|National sports education program urged|
Guardian Columnist/Sales Executive
Published: Jun 27, 2012
The time has come for the country to invest in a national sports education program. There are a number of options, ranging from a two-year vocational college to something as grand as the Australian Institute of Sports (AIS).
The AIS would be out of our league at this time. It's a high class, very expensive model for bringing about peak performances and top quality athletic development. The physical base alone for the AIS requires more annual funding that our country allocates for the entire national program. AIS has its "main headquarters" in the Australian capital territory of Canberra and centers in major cities such as Adelaide, Brisbane, Gold Coast and Melbourne.
Upward of 30 sporting programs that provide education of some 26 sports, make up the curriculum.

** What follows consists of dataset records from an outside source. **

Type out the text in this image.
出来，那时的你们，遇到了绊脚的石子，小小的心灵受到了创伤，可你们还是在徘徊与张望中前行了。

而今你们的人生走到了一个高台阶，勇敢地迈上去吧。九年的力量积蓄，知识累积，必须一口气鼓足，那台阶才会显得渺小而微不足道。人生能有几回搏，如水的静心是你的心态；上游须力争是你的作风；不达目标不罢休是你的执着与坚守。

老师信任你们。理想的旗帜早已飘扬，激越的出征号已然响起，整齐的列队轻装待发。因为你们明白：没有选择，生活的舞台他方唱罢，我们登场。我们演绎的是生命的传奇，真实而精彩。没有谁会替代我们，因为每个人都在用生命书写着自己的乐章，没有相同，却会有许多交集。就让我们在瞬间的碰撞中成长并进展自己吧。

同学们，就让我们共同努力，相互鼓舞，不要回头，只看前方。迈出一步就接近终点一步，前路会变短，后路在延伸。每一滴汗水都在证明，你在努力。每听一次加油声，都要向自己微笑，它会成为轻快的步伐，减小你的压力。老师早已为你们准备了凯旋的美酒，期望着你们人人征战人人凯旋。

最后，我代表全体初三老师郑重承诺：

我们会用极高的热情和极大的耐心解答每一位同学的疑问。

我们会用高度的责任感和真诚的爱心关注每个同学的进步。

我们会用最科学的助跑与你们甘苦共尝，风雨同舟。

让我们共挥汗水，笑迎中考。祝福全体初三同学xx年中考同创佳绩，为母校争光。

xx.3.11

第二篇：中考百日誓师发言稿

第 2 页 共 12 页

Top young male and female athletes are offered scholarships each year to attend AIS. That's huge for us, but we could start on a lower rung as did Jamaica. Once there was a speedy Jamaican. His name was Dennis Johnson and he was noted for his rolling start out of the blocks. Johnson had his roll out of the blocks down to a science, with his take-off coinciding with the gun. Rarely was he called for a false start. He was one of the Caribbean's outstanding sprinters during the 1960s, a contemporary of Bahamian legend Tommy Robinson.
Johnson studied in the United States at San Jose State University, the so-called "speed city" of the period. His vision was to establish a sports training/development program that followed the design of the colleges/universities in the United States. What Johnson started as a two-year program grew into Jamaica's University of Technology (UTECH).

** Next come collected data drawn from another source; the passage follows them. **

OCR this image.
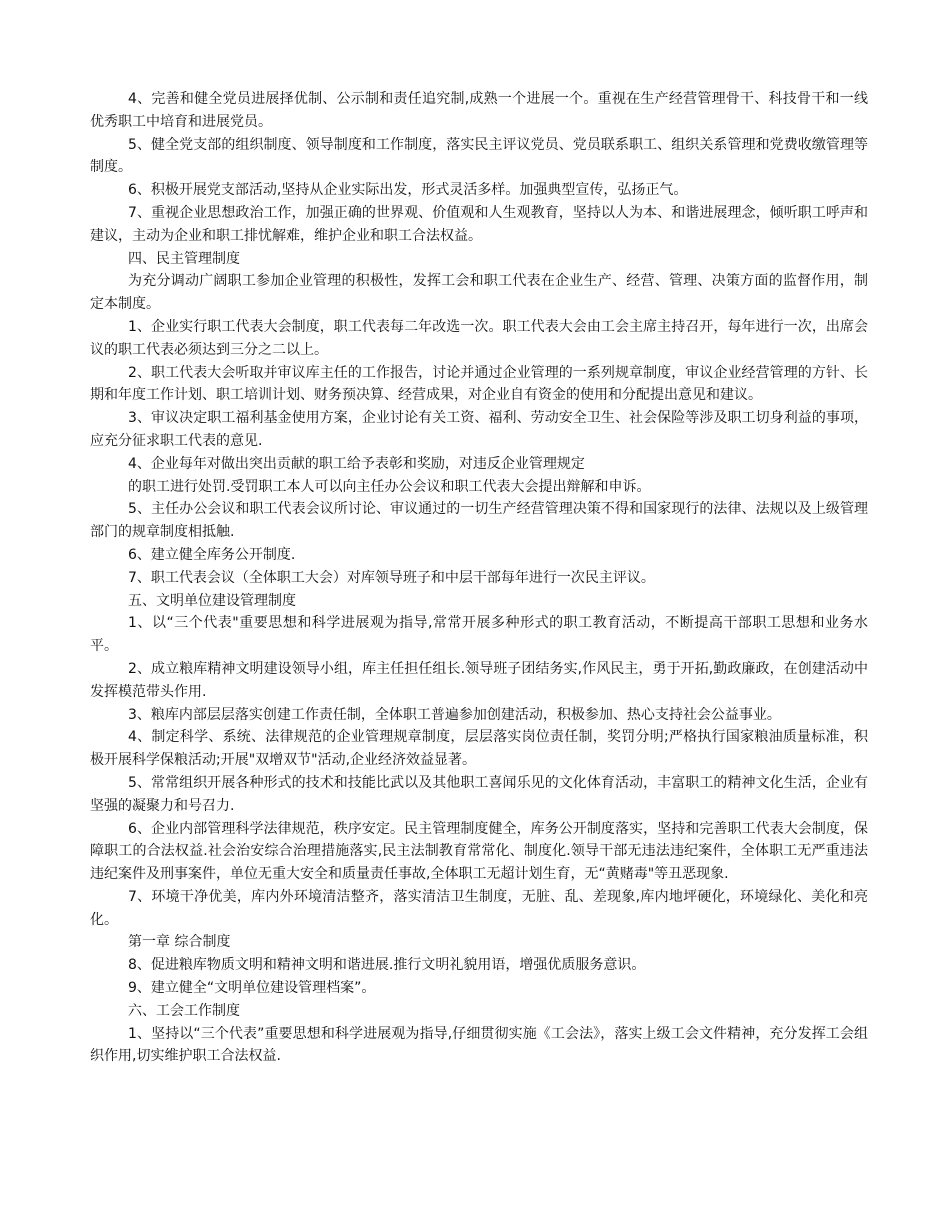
4、完善和健全党员进展择优制、公示制和责任追究制,成熟一个进展一个。重视在生产经营管理骨干、科技骨干和一线优秀职工中培育和进展党员。

5、健全党支部的组织制度、领导制度和工作制度，落实民主评议党员、党员联系职工、组织关系管理和党费收缴管理等制度。

6、积极开展党支部活动,坚持从企业实际出发，形式灵活多样。加强典型宣传，弘扬正气。

7、重视企业思想政治工作，加强正确的世界观、价值观和人生观教育，坚持以人为本、和谐进展理念，倾听职工呼声和建议，主动为企业和职工排忧解难，维护企业和职工合法权益。

四、民主管理制度

为充分调动广阔职工参加企业管理的积极性，发挥工会和职工代表在企业生产、经营、管理、决策方面的监督作用，制定本制度。

1、企业实行职工代表大会制度，职工代表每二年改选一次。职工代表大会由工会主席主持召开，每年进行一次，出席会议的职工代表必须达到三分之二以上。

2、职工代表大会听取并审议库主任的工作报告，讨论并通过企业管理的一系列规章制度，审议企业经营管理的方针、长期和年度工作计划、职工培训计划、财务预决算、经营成果，对企业自有资金的使用和分配提出意见和建议。

3、审议决定职工福利基金使用方案，企业讨论有关工资、福利、劳动安全卫生、社会保险等涉及职工切身利益的事项，应充分征求职工代表的意见.

4、企业每年对做出突出贡献的职工给予表彰和奖励，对违反企业管理规定

的职工进行处罚.受罚职工本人可以向主任办公会议和职工代表大会提出辩解和申诉。

5、主任办公会议和职工代表会议所讨论、审议通过的一切生产经营管理决策不得和国家现行的法律、法规以及上级管理部门的规章制度相抵触.

6、建立健全库务公开制度.

7、职工代表会议（全体职工大会）对库领导班子和中层干部每年进行一次民主评议。

五、文明单位建设管理制度

1、以“三个代表"重要思想和科学进展观为指导,常常开展多种形式的职工教育活动，不断提高干部职工思想和业务水平。

2、成立粮库精神文明建设领导小组，库主任担任组长.领导班子团结务实,作风民主，勇于开拓,勤政廉政，在创建活动中发挥模范带头作用.

3、粮库内部层层落实创建工作责任制，全体职工普遍参加创建活动，积极参加、热心支持社会公益事业。

4、制定科学、系统、法律规范的企业管理规章制度，层层落实岗位责任制，奖罚分明;严格执行国家粮油质量标准，积极开展科学保粮活动;开展"双增双节"活动,企业经济效益显著。

5、常常组织开展各种形式的技术和技能比武以及其他职工喜闻乐见的文化体育活动，丰富职工的精神文化生活，企业有坚强的凝聚力和号召力.

6、企业内部管理科学法律规范，秩序安定。民主管理制度健全，库务公开制度落实，坚持和完善职工代表大会制度，保障职工的合法权益.社会治安综合治理措施落实,民主法制教育常常化、制度化.领导干部无违法违纪案件，全体职工无严重违法违纪案件及刑事案件，单位无重大安全和质量责任事故,全体职工无超计划生育，无“黄赌毒"等丑恶现象.

7、环境干净优美，库内外环境清洁整齐，落实清洁卫生制度，无脏、乱、差现象,库内地坪硬化，环境绿化、美化和亮化。

第一章 综合制度

8、促进粮库物质文明和精神文明和谐进展.推行文明礼貌用语，增强优质服务意识。

9、建立健全“文明单位建设管理档案”。

六、工会工作制度

1、坚持以“三个代表”重要思想和科学进展观为指导,仔细贯彻实施《工会法》，落实上级工会文件精神，充分发挥工会组织作用,切实维护职工合法权益.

The program in Jamaica is not as advanced in technology and other amenities, as those who operate it would like. Yet, it is a commodity that has had a lot to do with that nation now without a doubt being the leader in sprint development throughout the world. A lot of the young athletes still opt for going abroad for higher education and training, but more and more it is becoming common for the homegrown talent of Jamaica to do well against the best the world has to offer.
Jamaica has climbed very close to Cuba at the top in Caribbean sports development because of the UTECH initiative. In Cuba, there is an even more advanced sports educational/development program. This is the area we here in The Bahamas now need to explore. The sports industry has gotten that big. I had a chat with triple jump star Leevan Sands on Friday past before he got into his warm-up routine prior to competition during the Bahamas Association of Athletic Associations' (BAAA) National Championships.

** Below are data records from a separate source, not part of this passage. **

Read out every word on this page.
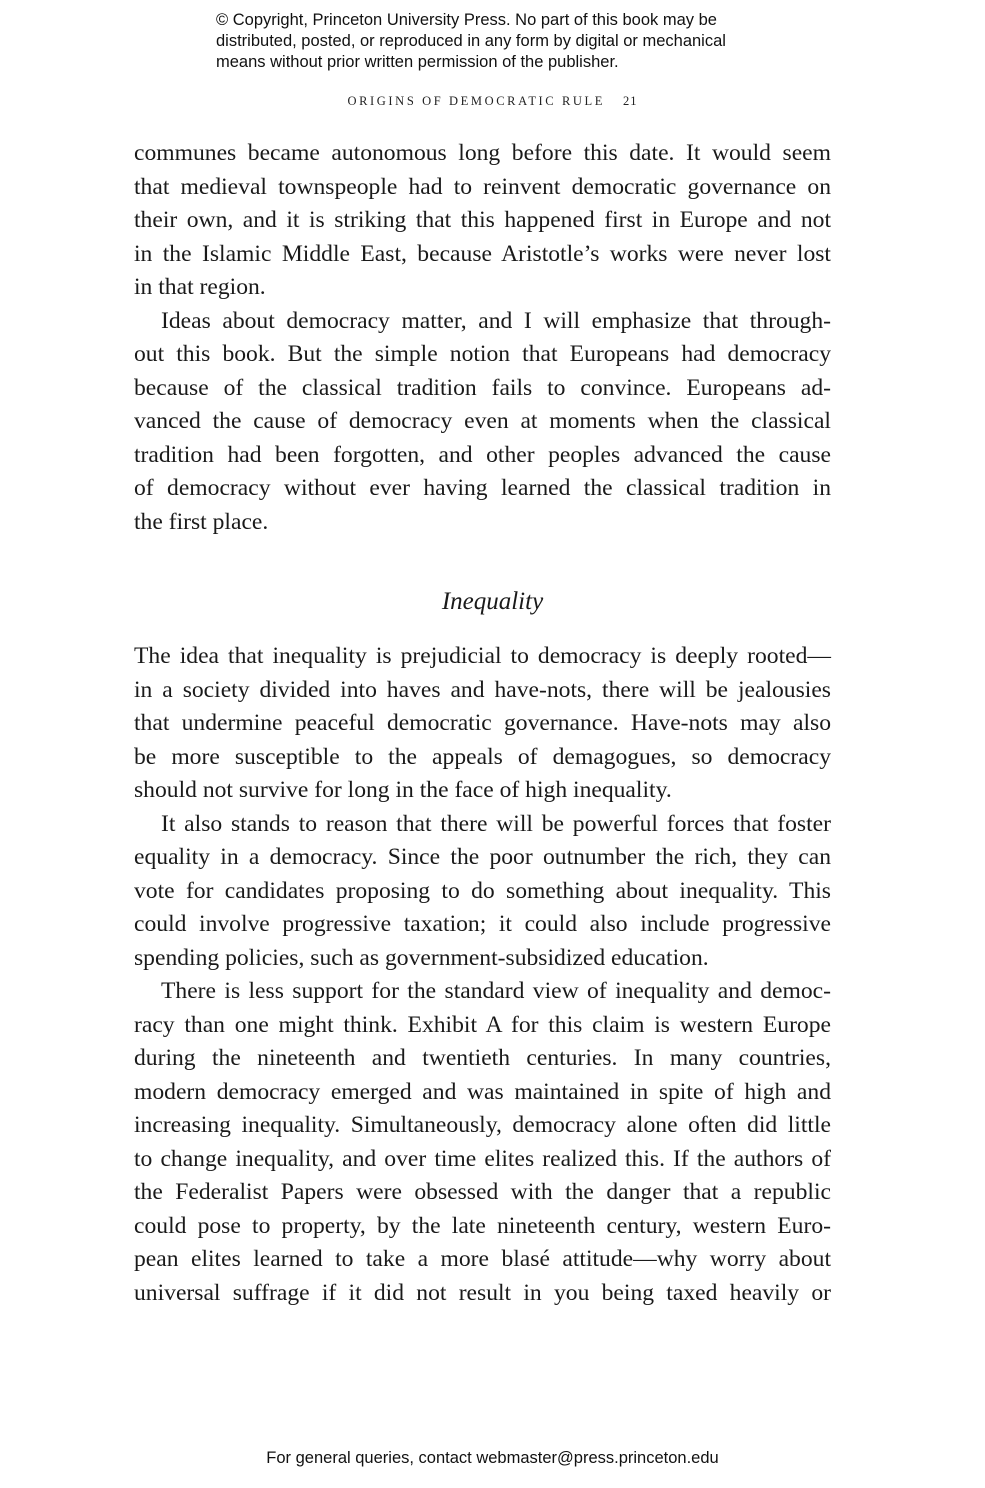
© Copyright, Princeton University Press. No part of this book may be
distributed, posted, or reproduced in any form by digital or mechanical
means without prior written permission of the publisher.
ORIGINS OF DEMOCRATIC RULE 21
communes became autonomous long before this date. It would seem
that medieval townspeople had to reinvent democratic governance on
their own, and it is striking that this happened first in Europe and not
in the Islamic Middle East, because Aristotle’s works were never lost
in that region.
Ideas about democracy matter, and I will emphasize that through-
out this book. But the simple notion that Europeans had democracy
because of the classical tradition fails to convince. Europeans ad-
vanced the cause of democracy even at moments when the classical
tradition had been forgotten, and other peoples advanced the cause
of democracy without ever having learned the classical tradition in
the first place.
Inequality
The idea that inequality is prejudicial to democracy is deeply rooted—
in a society divided into haves and have-nots, there will be jealousies
that undermine peaceful democratic governance. Have-nots may also
be more susceptible to the appeals of demagogues, so democracy
should not survive for long in the face of high inequality.
It also stands to reason that there will be powerful forces that foster
equality in a democracy. Since the poor outnumber the rich, they can
vote for candidates proposing to do something about inequality. This
could involve progressive taxation; it could also include progressive
spending policies, such as government-subsidized education.
There is less support for the standard view of inequality and democ-
racy than one might think. Exhibit A for this claim is western Europe
during the nineteenth and twentieth centuries. In many countries,
modern democracy emerged and was maintained in spite of high and
increasing inequality. Simultaneously, democracy alone often did little
to change inequality, and over time elites realized this. If the authors of
the Federalist Papers were obsessed with the danger that a republic
could pose to property, by the late nineteenth century, western Euro-
pean elites learned to take a more blasé attitude—why worry about
universal suffrage if it did not result in you being taxed heavily or
For general queries, contact webmaster@press.princeton.edu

He is a full-time athlete, one of the quality ones from this era. He owns two world championship bronze medals and an Olympic bronze medal to go with his regional achievements. Sands will be 31 in August of this year. He is now a seasoned veteran who thinks a lot about what the
future holds for him, once his career is over.
"That's always on my mind. Competition and training takes up all of your time. This is a full-time business. When you are not competing, you are doing some preparation, something to keep the condition. This is my life. What will happen after? I really don't know at this time,” said Sands.
Let's think about the 47-year-old Laverne Eve, the 41-year-old Chandra Sturrup and the 36-year-old Debbie Ferguson-McKenzie. Chris Brown will be 34 in August. The aforementioned and more would be available to move from the competitive circuit to the arena of sports education to help boost future generations to higher heights in sports. The ‘Invest in Bahamians’ theme of the Government of The Bahamas must include expanding our sports industry. I urge the powers that be to begin thinking about a national sports education program.
It could be similar to Jamaica's UTECH. We could take a bit from the Australian Institute of Sports. Whatever the format, I say the time has arrived to move in that direction.